Personal information
- Date of birth: 30 November 1920
- Place of birth: Paraguay
- Date of death: 8 March 2010 (aged 89)
- Position: Defender

Senior career*
- Years: Team / Apps / (Gls)
- 1941-1958: Club Libertad

International career
- 1947-1954: Paraguay / 32 / (1)

Medal record
Representing Paraguay
Copa América
| Winner | 1953 Peru |  |

= Manuel Gavilán =

Paraguayan footballer (1920-2010)

Manuel Gavilán (30 November 1920 — 8 March 2010) was a Paraguayan football defender who played for Paraguay in the 1950 FIFA World Cup and the 1953 South American Championship which was won by Paraguay. He also played for Club Libertad.

==International career==
Gavilán was selected in Paraguay’s squad for the 1947 South American Championship and played in all seven games. The game against Argentina on 2 December was his first cap with Paraguay.

He played six games in the 1949 South American Championship.

Gavilán was part of Paraguay’s squad for the 1950 World Cup and played Paraguay’s two games against Sweden and Italy.

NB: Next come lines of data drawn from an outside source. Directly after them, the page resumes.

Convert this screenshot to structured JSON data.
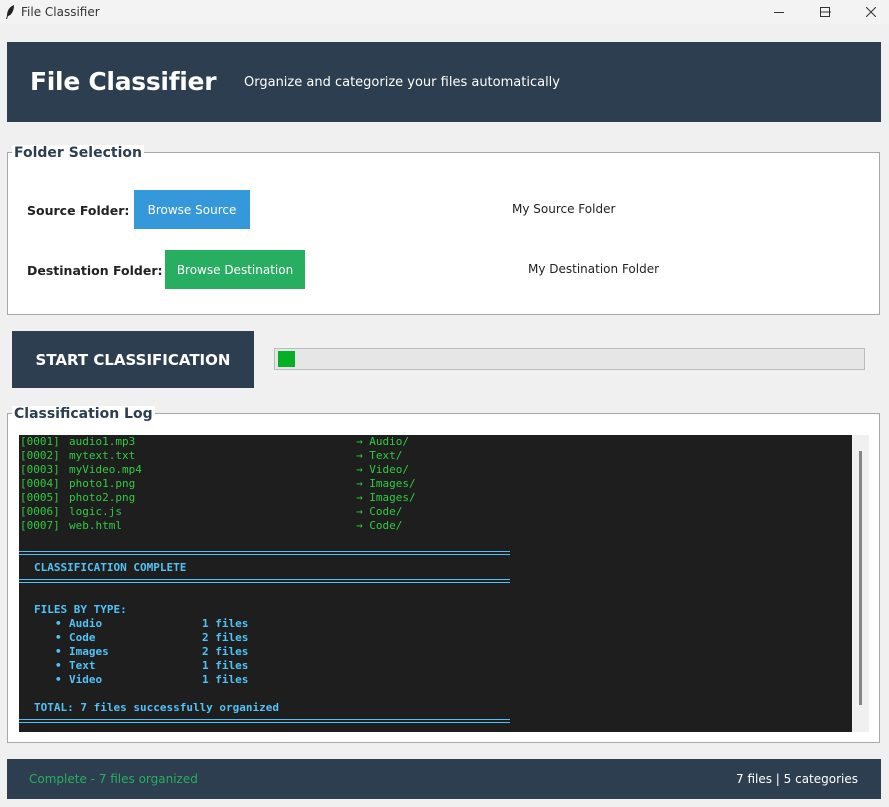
{
  "window": {
    "title": "File Classifier",
    "icon": "feather-icon"
  },
  "header": {
    "title": "File Classifier",
    "subtitle": "Organize and categorize your files automatically"
  },
  "folder_selection": {
    "group_title": "Folder Selection",
    "source": {
      "label": "Source Folder:",
      "button": "Browse Source",
      "path": "My Source Folder"
    },
    "destination": {
      "label": "Destination Folder:",
      "button": "Browse Destination",
      "path": "My Destination Folder"
    }
  },
  "actions": {
    "start_label": "START CLASSIFICATION",
    "progress_fraction": 0.03
  },
  "log": {
    "group_title": "Classification Log",
    "entries": [
      {
        "id": "[0001]",
        "file": "audio1.mp3",
        "dest": "→ Audio/"
      },
      {
        "id": "[0002]",
        "file": "mytext.txt",
        "dest": "→ Text/"
      },
      {
        "id": "[0003]",
        "file": "myVideo.mp4",
        "dest": "→ Video/"
      },
      {
        "id": "[0004]",
        "file": "photo1.png",
        "dest": "→ Images/"
      },
      {
        "id": "[0005]",
        "file": "photo2.png",
        "dest": "→ Images/"
      },
      {
        "id": "[0006]",
        "file": "logic.js",
        "dest": "→ Code/"
      },
      {
        "id": "[0007]",
        "file": "web.html",
        "dest": "→ Code/"
      }
    ],
    "complete_text": "CLASSIFICATION COMPLETE",
    "by_type_title": "FILES BY TYPE:",
    "by_type": [
      {
        "type": "Audio",
        "count": "1 files"
      },
      {
        "type": "Code",
        "count": "2 files"
      },
      {
        "type": "Images",
        "count": "2 files"
      },
      {
        "type": "Text",
        "count": "1 files"
      },
      {
        "type": "Video",
        "count": "1 files"
      }
    ],
    "total_text": "TOTAL: 7 files successfully organized"
  },
  "status": {
    "message": "Complete - 7 files organized",
    "stats": "7 files | 5 categories"
  },
  "colors": {
    "header_bg": "#2c3e50",
    "source_button": "#3498db",
    "destination_button": "#27ae60",
    "progress_fill": "#06b025",
    "log_bg": "#1e1e1e",
    "log_green": "#2ecc40",
    "log_cyan": "#4fc3f7",
    "status_green": "#27ae60"
  }
}
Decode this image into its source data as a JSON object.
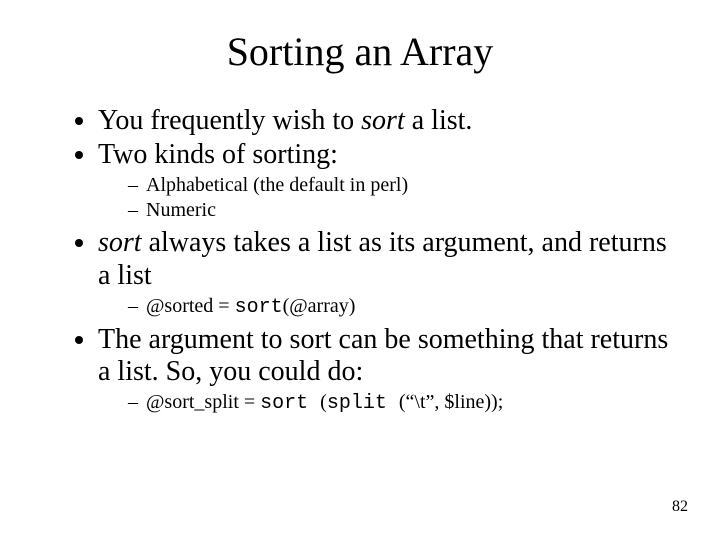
{
  "slide": {
    "title": "Sorting an Array",
    "bullets": [
      {
        "runs": [
          {
            "t": "You frequently wish to "
          },
          {
            "t": "sort",
            "italic": true
          },
          {
            "t": " a list."
          }
        ]
      },
      {
        "runs": [
          {
            "t": "Two kinds of sorting:"
          }
        ],
        "sub": [
          {
            "runs": [
              {
                "t": "Alphabetical (the default in perl)"
              }
            ]
          },
          {
            "runs": [
              {
                "t": "Numeric"
              }
            ]
          }
        ]
      },
      {
        "runs": [
          {
            "t": "sort",
            "italic": true
          },
          {
            "t": " always takes a list as its argument, and returns a list"
          }
        ],
        "sub": [
          {
            "runs": [
              {
                "t": "@sorted = "
              },
              {
                "t": "sort",
                "mono": true
              },
              {
                "t": "(@array)"
              }
            ]
          }
        ]
      },
      {
        "runs": [
          {
            "t": "The argument to sort can be something that returns a list.  So, you could do:"
          }
        ],
        "sub": [
          {
            "runs": [
              {
                "t": "@sort_split = "
              },
              {
                "t": "sort ",
                "mono": true
              },
              {
                "t": "("
              },
              {
                "t": "split ",
                "mono": true
              },
              {
                "t": "(“\\t”, $line));"
              }
            ]
          }
        ]
      }
    ],
    "page_number": "82"
  }
}
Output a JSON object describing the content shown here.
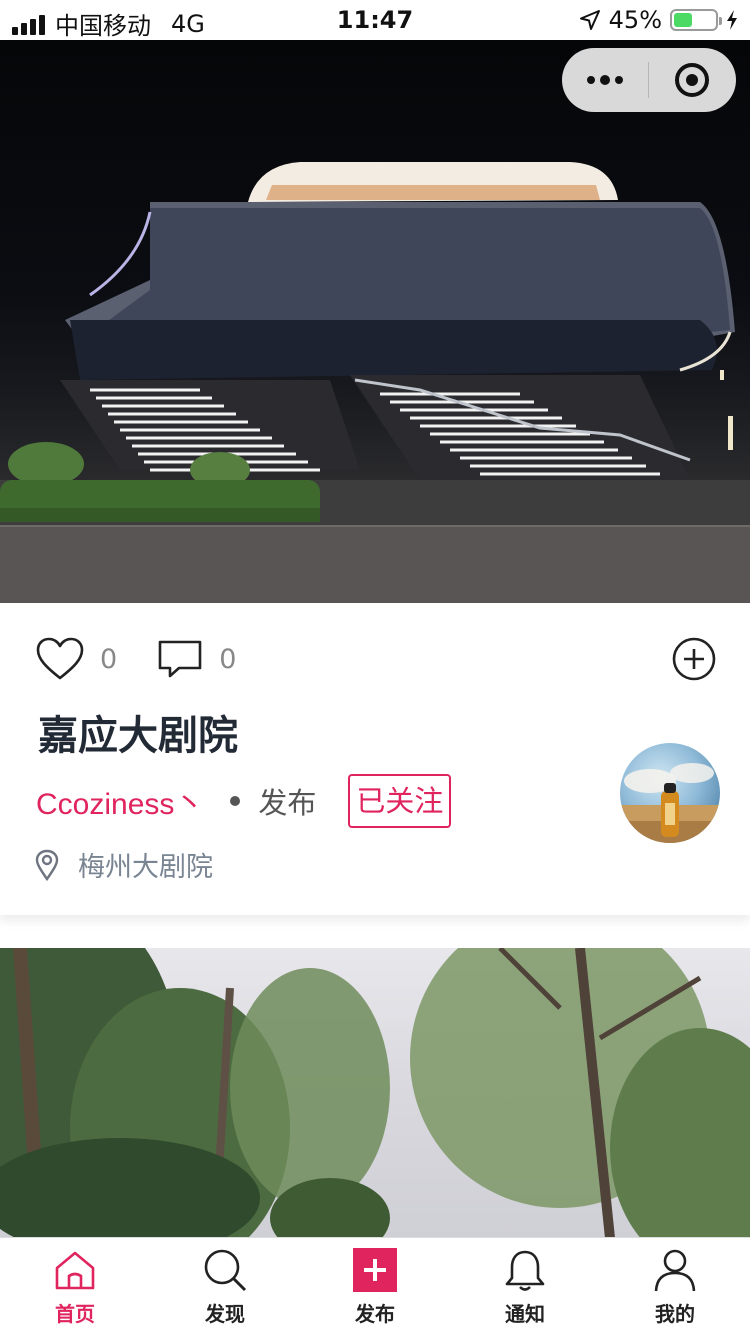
{
  "status_bar": {
    "carrier": "中国移动",
    "network": "4G",
    "time": "11:47",
    "battery": "45%",
    "battery_level": 0.45
  },
  "capsule": {
    "more_icon": "more-dots-icon",
    "close_icon": "target-circle-icon"
  },
  "post": {
    "likes": "0",
    "comments": "0",
    "title": "嘉应大剧院",
    "author": "Ccoziness丶",
    "publish_label": "发布",
    "follow_label": "已关注",
    "location": "梅州大剧院"
  },
  "tabbar": {
    "items": [
      {
        "label": "首页",
        "icon": "home-icon",
        "active": true
      },
      {
        "label": "发现",
        "icon": "search-icon",
        "active": false
      },
      {
        "label": "发布",
        "icon": "plus-square-icon",
        "active": false
      },
      {
        "label": "通知",
        "icon": "bell-icon",
        "active": false
      },
      {
        "label": "我的",
        "icon": "user-icon",
        "active": false
      }
    ]
  },
  "colors": {
    "accent": "#e0245e",
    "title": "#222a36",
    "muted": "#7a8593"
  }
}
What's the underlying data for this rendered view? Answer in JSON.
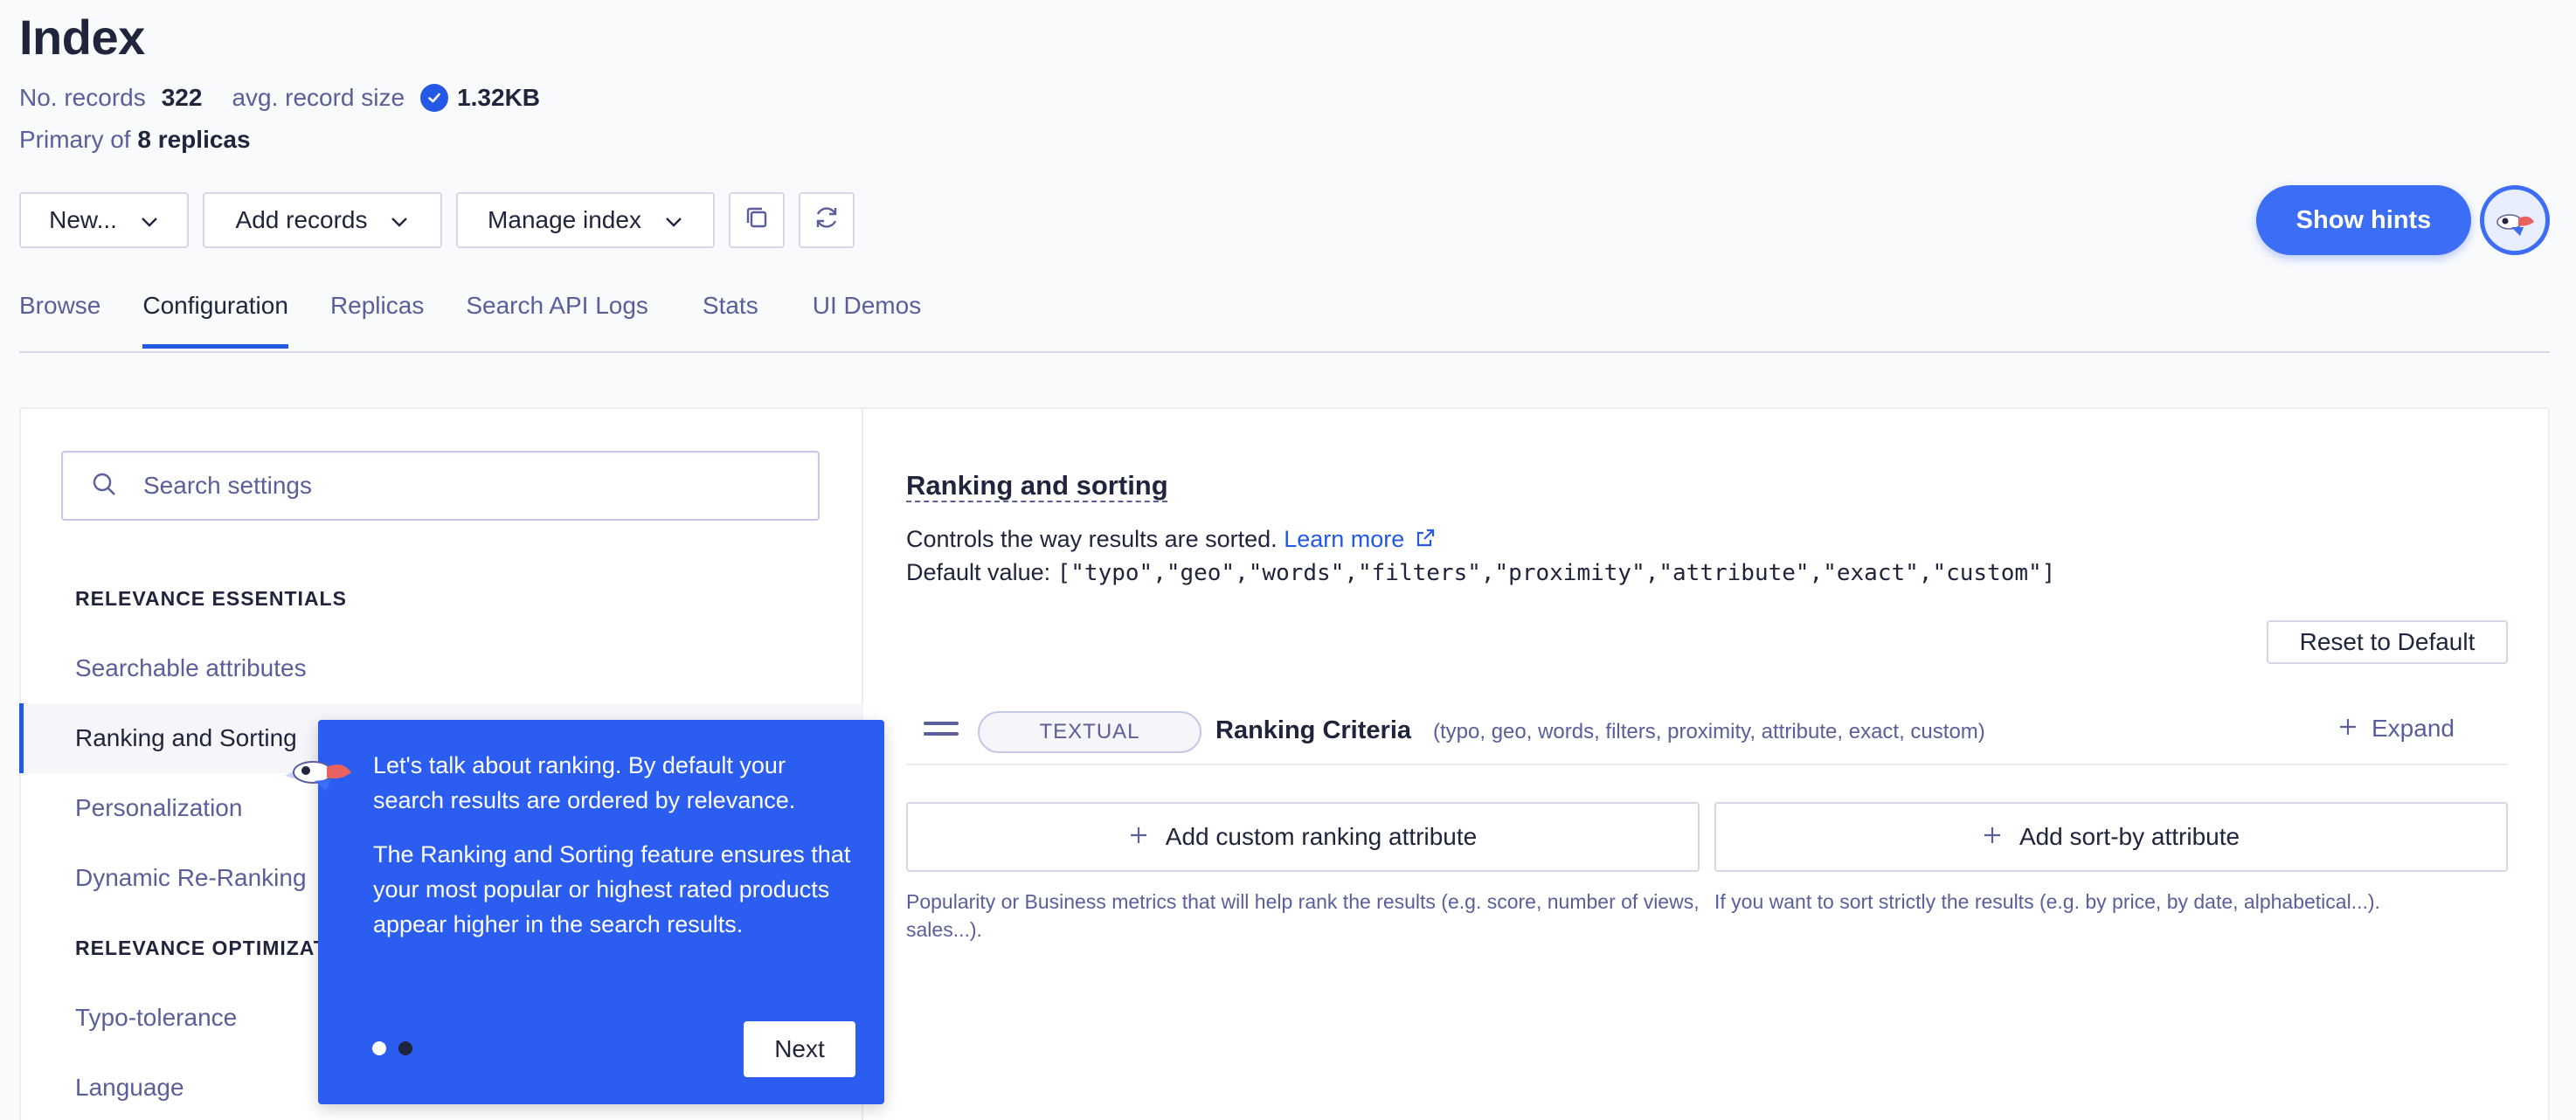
{
  "header": {
    "title": "Index",
    "records_label": "No. records",
    "records_value": "322",
    "avg_size_label": "avg. record size",
    "avg_size_value": "1.32KB",
    "primary_prefix": "Primary of",
    "replicas": "8 replicas"
  },
  "toolbar": {
    "new_label": "New...",
    "add_records_label": "Add records",
    "manage_index_label": "Manage index",
    "copy_icon": "copy-icon",
    "refresh_icon": "refresh-icon",
    "show_hints_label": "Show hints"
  },
  "tabs": [
    {
      "label": "Browse"
    },
    {
      "label": "Configuration"
    },
    {
      "label": "Replicas"
    },
    {
      "label": "Search API Logs"
    },
    {
      "label": "Stats"
    },
    {
      "label": "UI Demos"
    }
  ],
  "sidebar": {
    "search_placeholder": "Search settings",
    "sections": [
      {
        "title": "RELEVANCE ESSENTIALS"
      },
      {
        "title": "RELEVANCE OPTIMIZATIONS"
      }
    ],
    "items": [
      {
        "label": "Searchable attributes"
      },
      {
        "label": "Ranking and Sorting"
      },
      {
        "label": "Personalization"
      },
      {
        "label": "Dynamic Re-Ranking"
      },
      {
        "label": "Typo-tolerance"
      },
      {
        "label": "Language"
      }
    ]
  },
  "main": {
    "title": "Ranking and sorting",
    "description": "Controls the way results are sorted.",
    "learn_more": "Learn more",
    "default_prefix": "Default value:",
    "default_value": "[\"typo\",\"geo\",\"words\",\"filters\",\"proximity\",\"attribute\",\"exact\",\"custom\"]",
    "reset_label": "Reset to Default",
    "criteria": {
      "badge": "TEXTUAL",
      "name": "Ranking Criteria",
      "list": "(typo, geo, words, filters, proximity, attribute, exact, custom)",
      "expand_label": "Expand"
    },
    "add_custom_label": "Add custom ranking attribute",
    "add_sort_label": "Add sort-by attribute",
    "custom_help": "Popularity or Business metrics that will help rank the results (e.g. score, number of views, sales...).",
    "sort_help": "If you want to sort strictly the results (e.g. by price, by date, alphabetical...)."
  },
  "tooltip": {
    "paragraph1": "Let's talk about ranking. By default your search results are ordered by relevance.",
    "paragraph2": "The Ranking and Sorting feature ensures that your most popular or highest rated products appear higher in the search results.",
    "next_label": "Next",
    "step": 1,
    "total_steps": 2
  },
  "colors": {
    "accent": "#2459e5",
    "hint_button": "#3c6ef5",
    "tooltip_bg": "#2b5ef0",
    "text_primary": "#21243d",
    "text_secondary": "#5a5e9a"
  }
}
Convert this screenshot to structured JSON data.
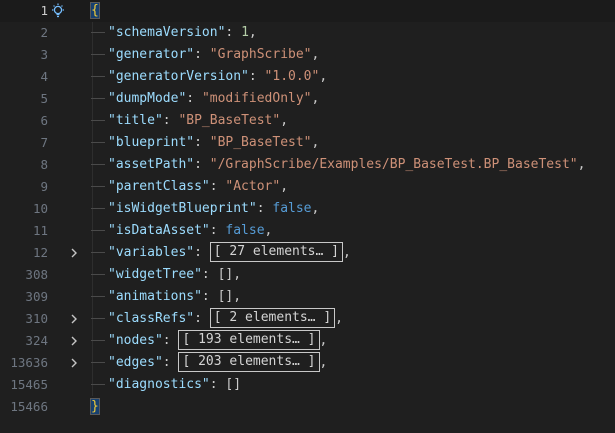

He was also selected in Paraguay’s squad for the 1953 South American Championship, played all seven games and scored in the decisive final against Brazil national football team, his only goal with the national team, as Paraguay won the competition.

His 32nd and last cap with Paraguay was on 21 March 1954 against Brazil, for a 1954 FIFA World Cup qualification game.